Back home as they’d been waiting for Ingrid, Rook had braided Daryl’s hair into a long rope while Daryl stared at Fleecey, watching for her lungs to st
op filling in case she needed to “give her the breath.” Rook had explained that they resuscitate animals with mouth-to-nose, not mouth-to-mouth. Daryl actually took a moment to corroborate this on the Internet. Damned if there weren’t instructions on a Web site for dachshund owners.
Well, Ingrid had been warned.
Rook looked up to see Sadie walking by, her white lab coat cast over her arm, eyes forward as she headed for the door.
“Night, Sadie,” Rook said, but Sadie kept walking like she hadn’t heard her.
Rook looked back toward where Kent was. Hard to tell if he and Sadie had spoken. That silent exit of hers wasn’t a good sign. Truth was, Rook had over-borrowed favors from Sadie and it was hard to blame her if she was now pissed. Sadie was cranky but dependable. Kent, though. On a good day Kent was a twat. Kent was very tall and skinny with chipped teeth, and when he spoke his head rolled like he was missing a vertebrate. Rook once witnessed wax drop from his ear and thwack the counter. God, she hated Kent.
“Hi Rook.” It was Kent.
“Hi Kent!” Her voice sounded charged with way too much nirvana.
She tried not to think about how she must look right now. Her memory conjured her scary reflection in the foggy, blood-smeared bathroom mirror at home.
He said, “Can I talk to you for a second?”
“Sure!”
Kent turned and started to walk toward the back and Rook stayed put like the sword in the stone.
He turned and looked at her. “Come on back.”

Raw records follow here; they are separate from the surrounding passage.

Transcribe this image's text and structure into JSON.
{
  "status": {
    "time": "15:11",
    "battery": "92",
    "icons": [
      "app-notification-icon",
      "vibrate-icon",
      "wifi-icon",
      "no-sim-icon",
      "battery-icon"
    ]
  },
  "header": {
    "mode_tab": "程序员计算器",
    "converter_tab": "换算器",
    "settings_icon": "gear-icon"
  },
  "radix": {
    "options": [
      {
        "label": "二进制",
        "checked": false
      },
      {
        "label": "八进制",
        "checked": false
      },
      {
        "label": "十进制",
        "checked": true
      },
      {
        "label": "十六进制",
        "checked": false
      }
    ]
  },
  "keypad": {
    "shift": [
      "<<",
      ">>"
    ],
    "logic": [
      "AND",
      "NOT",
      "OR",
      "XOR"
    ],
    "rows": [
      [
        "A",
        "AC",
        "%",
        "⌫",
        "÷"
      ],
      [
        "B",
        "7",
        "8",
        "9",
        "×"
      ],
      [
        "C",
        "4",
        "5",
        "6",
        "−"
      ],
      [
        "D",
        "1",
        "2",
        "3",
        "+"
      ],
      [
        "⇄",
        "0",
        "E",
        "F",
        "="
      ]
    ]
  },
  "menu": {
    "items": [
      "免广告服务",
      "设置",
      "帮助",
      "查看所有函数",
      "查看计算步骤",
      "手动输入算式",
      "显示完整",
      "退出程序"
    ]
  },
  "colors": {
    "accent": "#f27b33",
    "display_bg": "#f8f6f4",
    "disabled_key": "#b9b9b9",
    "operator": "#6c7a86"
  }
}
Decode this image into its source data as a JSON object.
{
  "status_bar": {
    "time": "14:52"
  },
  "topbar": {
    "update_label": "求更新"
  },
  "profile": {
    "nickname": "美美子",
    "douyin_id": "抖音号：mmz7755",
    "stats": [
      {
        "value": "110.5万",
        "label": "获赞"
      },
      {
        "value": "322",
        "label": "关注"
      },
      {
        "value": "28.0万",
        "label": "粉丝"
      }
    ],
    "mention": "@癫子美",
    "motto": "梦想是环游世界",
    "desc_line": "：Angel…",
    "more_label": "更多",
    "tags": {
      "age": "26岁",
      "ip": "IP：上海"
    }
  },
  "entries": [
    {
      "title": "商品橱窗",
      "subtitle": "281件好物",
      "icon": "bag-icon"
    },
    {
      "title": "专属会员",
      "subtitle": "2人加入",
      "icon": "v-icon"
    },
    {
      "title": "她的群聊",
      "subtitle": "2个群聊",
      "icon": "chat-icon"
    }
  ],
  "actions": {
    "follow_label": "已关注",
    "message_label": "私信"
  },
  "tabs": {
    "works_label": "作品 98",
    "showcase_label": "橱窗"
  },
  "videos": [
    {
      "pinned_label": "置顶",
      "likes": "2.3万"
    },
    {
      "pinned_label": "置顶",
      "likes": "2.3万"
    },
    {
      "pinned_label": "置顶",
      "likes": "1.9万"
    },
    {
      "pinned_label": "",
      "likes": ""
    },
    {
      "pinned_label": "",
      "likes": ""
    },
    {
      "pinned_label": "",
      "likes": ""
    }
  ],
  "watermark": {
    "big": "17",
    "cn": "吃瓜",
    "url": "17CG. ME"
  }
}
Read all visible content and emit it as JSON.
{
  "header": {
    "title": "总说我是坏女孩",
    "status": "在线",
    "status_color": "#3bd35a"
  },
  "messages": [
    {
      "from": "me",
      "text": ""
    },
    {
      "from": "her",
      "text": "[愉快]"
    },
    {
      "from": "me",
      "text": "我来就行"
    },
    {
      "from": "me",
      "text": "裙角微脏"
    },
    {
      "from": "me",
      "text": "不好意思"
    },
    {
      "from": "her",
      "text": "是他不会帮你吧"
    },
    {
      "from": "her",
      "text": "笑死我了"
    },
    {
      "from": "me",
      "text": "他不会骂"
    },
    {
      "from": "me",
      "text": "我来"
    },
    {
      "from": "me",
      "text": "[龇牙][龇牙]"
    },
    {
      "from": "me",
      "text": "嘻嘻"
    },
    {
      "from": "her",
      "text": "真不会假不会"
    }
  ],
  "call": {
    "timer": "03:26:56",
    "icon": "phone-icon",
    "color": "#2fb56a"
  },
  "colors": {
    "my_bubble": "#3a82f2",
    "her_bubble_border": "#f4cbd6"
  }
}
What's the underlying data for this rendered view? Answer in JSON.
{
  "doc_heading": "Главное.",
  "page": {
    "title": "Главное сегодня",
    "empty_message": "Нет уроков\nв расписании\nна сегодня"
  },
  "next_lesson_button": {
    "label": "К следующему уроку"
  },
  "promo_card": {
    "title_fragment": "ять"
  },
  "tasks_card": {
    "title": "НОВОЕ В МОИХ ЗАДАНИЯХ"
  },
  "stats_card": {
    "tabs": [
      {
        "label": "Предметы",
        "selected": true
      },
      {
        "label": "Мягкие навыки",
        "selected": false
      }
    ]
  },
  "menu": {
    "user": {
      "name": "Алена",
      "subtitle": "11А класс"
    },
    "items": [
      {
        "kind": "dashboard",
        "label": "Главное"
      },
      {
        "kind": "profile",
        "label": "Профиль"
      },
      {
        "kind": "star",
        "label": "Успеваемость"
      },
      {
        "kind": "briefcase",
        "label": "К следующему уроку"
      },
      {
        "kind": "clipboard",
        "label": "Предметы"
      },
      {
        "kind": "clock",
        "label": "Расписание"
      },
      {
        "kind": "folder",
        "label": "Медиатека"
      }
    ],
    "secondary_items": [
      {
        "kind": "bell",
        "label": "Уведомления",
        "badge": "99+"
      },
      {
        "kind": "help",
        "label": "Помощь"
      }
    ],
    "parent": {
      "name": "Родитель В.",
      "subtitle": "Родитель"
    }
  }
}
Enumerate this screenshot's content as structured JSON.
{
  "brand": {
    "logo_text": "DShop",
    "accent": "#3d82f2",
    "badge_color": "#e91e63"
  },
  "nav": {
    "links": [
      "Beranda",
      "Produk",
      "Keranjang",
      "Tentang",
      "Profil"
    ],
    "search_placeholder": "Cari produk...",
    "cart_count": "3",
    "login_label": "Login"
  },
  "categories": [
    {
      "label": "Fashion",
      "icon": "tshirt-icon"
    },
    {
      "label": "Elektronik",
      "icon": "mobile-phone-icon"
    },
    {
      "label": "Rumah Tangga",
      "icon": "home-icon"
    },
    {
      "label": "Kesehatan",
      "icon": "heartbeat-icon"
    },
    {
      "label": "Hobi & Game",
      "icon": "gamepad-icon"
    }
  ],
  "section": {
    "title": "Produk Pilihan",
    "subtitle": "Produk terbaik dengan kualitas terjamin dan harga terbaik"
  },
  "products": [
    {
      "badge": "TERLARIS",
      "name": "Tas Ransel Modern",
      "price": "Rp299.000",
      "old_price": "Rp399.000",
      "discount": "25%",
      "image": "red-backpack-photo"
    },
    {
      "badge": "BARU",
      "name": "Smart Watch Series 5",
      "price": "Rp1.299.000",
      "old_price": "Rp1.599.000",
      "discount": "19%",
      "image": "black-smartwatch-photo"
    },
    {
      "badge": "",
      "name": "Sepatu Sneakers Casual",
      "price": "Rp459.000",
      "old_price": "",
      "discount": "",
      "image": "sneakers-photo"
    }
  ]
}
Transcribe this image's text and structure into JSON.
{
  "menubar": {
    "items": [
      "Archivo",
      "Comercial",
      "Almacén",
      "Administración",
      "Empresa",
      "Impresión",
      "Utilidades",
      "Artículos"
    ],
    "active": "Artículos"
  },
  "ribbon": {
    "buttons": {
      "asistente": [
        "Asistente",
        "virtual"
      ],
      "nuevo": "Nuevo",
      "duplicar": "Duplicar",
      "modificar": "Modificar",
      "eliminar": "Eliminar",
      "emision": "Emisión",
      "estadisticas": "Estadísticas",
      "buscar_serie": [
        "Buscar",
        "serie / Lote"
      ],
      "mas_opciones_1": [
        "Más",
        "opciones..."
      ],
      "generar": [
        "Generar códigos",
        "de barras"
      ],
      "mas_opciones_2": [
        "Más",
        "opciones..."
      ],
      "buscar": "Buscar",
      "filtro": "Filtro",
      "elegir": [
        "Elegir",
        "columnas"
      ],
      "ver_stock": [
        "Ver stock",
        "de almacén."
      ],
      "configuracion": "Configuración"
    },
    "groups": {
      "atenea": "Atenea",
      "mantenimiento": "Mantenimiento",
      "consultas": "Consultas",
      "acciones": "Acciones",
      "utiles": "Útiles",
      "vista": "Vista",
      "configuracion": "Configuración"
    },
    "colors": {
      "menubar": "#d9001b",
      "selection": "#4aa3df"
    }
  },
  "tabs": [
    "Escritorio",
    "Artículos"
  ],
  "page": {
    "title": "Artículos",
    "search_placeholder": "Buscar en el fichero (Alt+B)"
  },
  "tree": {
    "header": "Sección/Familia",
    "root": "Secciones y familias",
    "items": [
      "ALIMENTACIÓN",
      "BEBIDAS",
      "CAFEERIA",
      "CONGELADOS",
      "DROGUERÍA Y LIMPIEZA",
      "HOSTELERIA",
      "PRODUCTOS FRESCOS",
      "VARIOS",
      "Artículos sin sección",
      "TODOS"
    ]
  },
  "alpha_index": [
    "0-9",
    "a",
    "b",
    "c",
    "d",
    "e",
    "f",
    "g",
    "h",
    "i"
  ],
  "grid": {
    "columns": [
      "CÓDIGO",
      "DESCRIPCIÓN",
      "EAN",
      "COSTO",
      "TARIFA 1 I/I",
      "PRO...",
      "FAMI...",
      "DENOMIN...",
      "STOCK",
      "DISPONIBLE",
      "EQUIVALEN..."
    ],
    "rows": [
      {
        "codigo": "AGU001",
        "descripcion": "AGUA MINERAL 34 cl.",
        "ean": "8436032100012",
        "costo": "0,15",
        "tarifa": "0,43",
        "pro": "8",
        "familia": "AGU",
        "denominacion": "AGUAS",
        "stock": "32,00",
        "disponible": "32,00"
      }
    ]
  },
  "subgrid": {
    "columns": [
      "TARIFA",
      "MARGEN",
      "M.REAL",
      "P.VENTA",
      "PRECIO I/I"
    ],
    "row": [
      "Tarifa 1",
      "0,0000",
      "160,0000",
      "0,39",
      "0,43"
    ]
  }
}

“I think there’s a customer…”
“We got it covered.”
She fingered the box in her pocket and followed him. This was it. If ever there was a man who looked about to fire someone, it was Kent. How gruesome, getting fired by Kent.
Chapter 4
He fired her. She had no job.
The landlord was already on the verge of kicking them out. How long before he showed up with eviction papers and a drill for the door lock? A month? Two weeks? And the other bills were so far behind already. Her credit was crap. She was nineteen years old with crappy credit and tons of debt. At least she’d snagged that box of tampons before going down. One less thing to pay for.
She’d thought that if she could string by and just get through pharmacy school, she could make real decent money as a pharmacist and she and Daryl would be set. She believed she could actually make it because her grades were always good. Not the top of her class, but close. However, her brilliant strategizing skills ended somewhere in the neighborhood of making her way through school by getting fired from one drug store after another. She should’ve just been clerking at Circle Ks. Not like she was working the actual pharmacy in those drug stores.
The irony was, not a one of them had caught her stealing. Ingrid didn’t even know! Nobody knew.
She walked along South Claiborne, passing fast food joints and outdated service shops, turning it all over in her mind. Moving in with Ingrid was the next step. If she wanted to stay in school she had no choice. She loved Ingrid, but, damn. And Ingrid was so patient. They had an open relationship because Ingrid said Rook was young and so she forgave her for wanting to sow her wild oats. Those were her official words, anyway. Rook could tell Ingrid hated it when Rook was off with some guy. Truth was, between the job and the school and looking after Dar, it was tough to find time for a decent tumble, no offense to Ingrid. Living separately just helped keep it open. It also made it easier to skip doses on all those pills. Ingrid was a social worker, so she knew a lot of shrinks who managed to keep Rook zombified enough to march through the daily demands with a clenched grimace on her face. Not to mention keeping the wild oats to a minimum. A tidy coincidence that the psychotropics kill libido.
Since Rook had racked up a couple of years at pharmacy school, Ingrid wasn’t the only one who knew a thing or two about prescriptive medicine.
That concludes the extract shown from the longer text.